Подлевский, готовый разъяснить российскую ситуацию, не успел и слова молвить. Мгновенно разделавшийся со шпинатом Джимми, полнотелый, с наетым лицом, похоже, страдал речевой диареей. Вслед за вопросом он взахлёб обрушил на Аркадия свое понимание России и Путина: чуть ли не завтра этот диктатор после Крыма захватит Прибалтику, русские шпионы наводнили Штаты, Путин на корню душит демократию, в его жестокой империи на десятилетия бросают в тюрьмы каждого, кто причинил тяжкие увечья полицейскому, швырнув в него пластиковый стаканчик. А как его кровожадные команчи сбили малазийский «боинг»? А смертоносный «Новичок» в Солсбери? В общем, переводя на русский, Рашка — парашка. В Америке ненавидят Трампа за то, что он якшается с Путиным.
Десять минут этой клюквы, политической шелухи и буйных словоизвержений убедили Подлевского, что Блэкстоуна абсолютно не интересует происходящее в России. В голове этого импозантного румяного бизнесмена с сиреневой бабочкой в крапинку и пудовыми брендовыми запонками «Квадрат» из серебра с эмалью, которого Бен называл парнем, хотя ему под пятьдесят, сложились свои представления о варварской России, и Джимми никому не позволит поколебать убеждения, почерпнутые из самых влиятельных американских СМИ.

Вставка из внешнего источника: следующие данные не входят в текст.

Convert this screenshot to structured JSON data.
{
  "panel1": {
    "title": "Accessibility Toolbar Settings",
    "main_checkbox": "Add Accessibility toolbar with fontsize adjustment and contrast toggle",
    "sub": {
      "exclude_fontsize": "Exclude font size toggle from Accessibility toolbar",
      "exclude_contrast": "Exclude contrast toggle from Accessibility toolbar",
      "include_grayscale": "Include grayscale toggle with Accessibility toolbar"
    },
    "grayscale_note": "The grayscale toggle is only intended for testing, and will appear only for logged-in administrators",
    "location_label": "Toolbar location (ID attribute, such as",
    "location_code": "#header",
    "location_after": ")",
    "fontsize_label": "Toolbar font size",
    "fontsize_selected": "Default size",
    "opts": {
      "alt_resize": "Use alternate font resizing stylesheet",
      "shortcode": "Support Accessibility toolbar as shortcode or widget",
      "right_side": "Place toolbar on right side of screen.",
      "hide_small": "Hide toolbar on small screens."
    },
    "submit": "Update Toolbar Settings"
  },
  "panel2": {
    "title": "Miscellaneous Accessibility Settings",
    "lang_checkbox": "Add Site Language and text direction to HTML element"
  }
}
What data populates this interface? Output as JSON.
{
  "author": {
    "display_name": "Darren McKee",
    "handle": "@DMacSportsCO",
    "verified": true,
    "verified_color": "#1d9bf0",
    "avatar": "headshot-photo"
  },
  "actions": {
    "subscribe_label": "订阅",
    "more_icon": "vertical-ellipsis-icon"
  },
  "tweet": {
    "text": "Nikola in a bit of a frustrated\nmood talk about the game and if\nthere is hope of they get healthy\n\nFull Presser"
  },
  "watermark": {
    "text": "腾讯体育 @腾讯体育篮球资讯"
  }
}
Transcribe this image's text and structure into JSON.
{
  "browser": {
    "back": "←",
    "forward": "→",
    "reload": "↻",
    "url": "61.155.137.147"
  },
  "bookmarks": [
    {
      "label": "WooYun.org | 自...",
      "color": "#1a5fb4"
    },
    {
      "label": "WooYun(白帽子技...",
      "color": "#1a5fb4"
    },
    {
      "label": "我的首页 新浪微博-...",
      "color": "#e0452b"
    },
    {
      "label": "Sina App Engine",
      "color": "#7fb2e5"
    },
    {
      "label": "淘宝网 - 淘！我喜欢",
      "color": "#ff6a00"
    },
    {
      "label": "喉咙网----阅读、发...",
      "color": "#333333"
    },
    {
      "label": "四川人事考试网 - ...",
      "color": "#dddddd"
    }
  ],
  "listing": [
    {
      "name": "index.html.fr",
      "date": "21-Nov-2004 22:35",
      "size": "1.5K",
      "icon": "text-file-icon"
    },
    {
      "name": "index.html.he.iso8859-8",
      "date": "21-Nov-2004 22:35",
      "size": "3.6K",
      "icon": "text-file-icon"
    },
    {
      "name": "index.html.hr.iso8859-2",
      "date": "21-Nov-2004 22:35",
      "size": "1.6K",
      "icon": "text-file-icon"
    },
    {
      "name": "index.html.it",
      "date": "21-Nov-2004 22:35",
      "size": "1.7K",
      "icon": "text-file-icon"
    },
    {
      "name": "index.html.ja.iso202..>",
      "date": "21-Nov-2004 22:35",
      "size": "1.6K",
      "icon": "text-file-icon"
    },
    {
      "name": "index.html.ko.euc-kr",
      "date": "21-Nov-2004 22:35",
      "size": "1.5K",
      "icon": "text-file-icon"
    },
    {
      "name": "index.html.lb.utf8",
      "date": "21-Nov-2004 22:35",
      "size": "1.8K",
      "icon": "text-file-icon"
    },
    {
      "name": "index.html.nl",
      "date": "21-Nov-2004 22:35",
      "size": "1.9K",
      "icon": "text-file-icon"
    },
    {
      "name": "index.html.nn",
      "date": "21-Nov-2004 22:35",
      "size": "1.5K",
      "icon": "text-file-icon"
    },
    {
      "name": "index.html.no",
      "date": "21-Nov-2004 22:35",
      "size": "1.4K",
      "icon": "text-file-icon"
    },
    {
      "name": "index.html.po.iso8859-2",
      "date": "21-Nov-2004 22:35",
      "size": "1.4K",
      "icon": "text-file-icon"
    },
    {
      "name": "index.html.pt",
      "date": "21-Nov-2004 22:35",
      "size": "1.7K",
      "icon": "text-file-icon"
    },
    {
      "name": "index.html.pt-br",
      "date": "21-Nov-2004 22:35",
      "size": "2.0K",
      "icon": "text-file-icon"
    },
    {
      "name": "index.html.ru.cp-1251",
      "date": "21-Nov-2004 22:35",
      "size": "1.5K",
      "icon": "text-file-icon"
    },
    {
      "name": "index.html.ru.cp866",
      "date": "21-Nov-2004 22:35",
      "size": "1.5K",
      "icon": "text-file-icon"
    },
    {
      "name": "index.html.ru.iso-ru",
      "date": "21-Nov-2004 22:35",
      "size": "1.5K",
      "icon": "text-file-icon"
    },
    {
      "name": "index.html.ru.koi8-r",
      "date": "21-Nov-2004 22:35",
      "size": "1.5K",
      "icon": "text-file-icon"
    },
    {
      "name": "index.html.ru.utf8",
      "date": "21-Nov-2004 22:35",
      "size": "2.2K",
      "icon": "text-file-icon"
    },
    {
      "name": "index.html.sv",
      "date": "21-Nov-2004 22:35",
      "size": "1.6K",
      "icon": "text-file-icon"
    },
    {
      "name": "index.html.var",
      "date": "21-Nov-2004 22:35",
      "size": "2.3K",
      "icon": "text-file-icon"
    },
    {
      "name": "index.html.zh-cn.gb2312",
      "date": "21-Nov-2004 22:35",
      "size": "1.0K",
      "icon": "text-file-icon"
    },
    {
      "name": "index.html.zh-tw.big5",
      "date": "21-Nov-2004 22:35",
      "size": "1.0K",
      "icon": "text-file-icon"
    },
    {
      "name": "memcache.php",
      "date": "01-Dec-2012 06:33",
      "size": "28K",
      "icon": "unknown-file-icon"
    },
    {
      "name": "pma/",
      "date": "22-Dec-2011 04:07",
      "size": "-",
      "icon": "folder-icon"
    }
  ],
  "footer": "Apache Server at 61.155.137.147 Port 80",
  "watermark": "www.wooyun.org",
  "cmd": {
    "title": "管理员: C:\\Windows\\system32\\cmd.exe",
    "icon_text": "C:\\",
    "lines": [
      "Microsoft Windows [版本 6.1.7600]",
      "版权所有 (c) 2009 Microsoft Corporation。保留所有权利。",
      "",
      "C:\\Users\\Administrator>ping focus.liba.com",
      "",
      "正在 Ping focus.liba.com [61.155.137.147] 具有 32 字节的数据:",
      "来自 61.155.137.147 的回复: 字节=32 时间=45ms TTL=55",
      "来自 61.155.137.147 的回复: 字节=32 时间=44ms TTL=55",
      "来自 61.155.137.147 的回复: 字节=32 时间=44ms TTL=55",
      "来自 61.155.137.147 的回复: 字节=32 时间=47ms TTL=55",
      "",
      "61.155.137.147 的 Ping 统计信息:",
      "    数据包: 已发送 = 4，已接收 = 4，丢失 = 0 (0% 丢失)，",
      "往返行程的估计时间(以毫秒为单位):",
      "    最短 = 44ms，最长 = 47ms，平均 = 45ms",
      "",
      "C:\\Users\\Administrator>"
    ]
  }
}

Поначалу Аркадий даже растерялся и в резонанс с парнем-перестарком почему-то вспомнил, что в России на так называемом консерваторском жаргоне молодых людей раньше кликали «стариками» или «старикашечками». Но быстро вернулся к осознанию странной реальности. Этот «парень» знает о России все, что ему нужно, дабы считаться в своем кругу экспертом по части российских ухищрений «а-ля Солсбери», и с неуемной жаркой страстью будет хвастать перед френдами, как высказал русскому то, что думает о его стране.
— Это Нью-Йорк, приятель, — как бы извиняясь за пустую встречу, сказал потом Бен. — Город демократов, бунтующих у Трамп-тауэр и не приемлющих главного твиттерщика под лозунгом «Трамп — никогда!». К тому же Блэкстоун явно с Западного побережья, его оклахомское наречие даже я понимал с трудом. Эти джентльмены из долины Сакраменто живут предубеждениями, не слишком благовоспитаны и чрезмерно строптивы. Их фраппирует, иначе говоря, шокирует любое непривычное мнение. То, о чем они не знают, по их мнению, просто не существует. Интим и глобал для Блэкстоуна равнозначны, сегодня он зарядился вдвойне: съел шпинат и обругал Рашку. Между нами говоря, это потенциальные пациенты психолепрозория, потому с ними и носятся как с объектами культурного наследия. Самая питательная среда для бациллы санкционных умопомрачений.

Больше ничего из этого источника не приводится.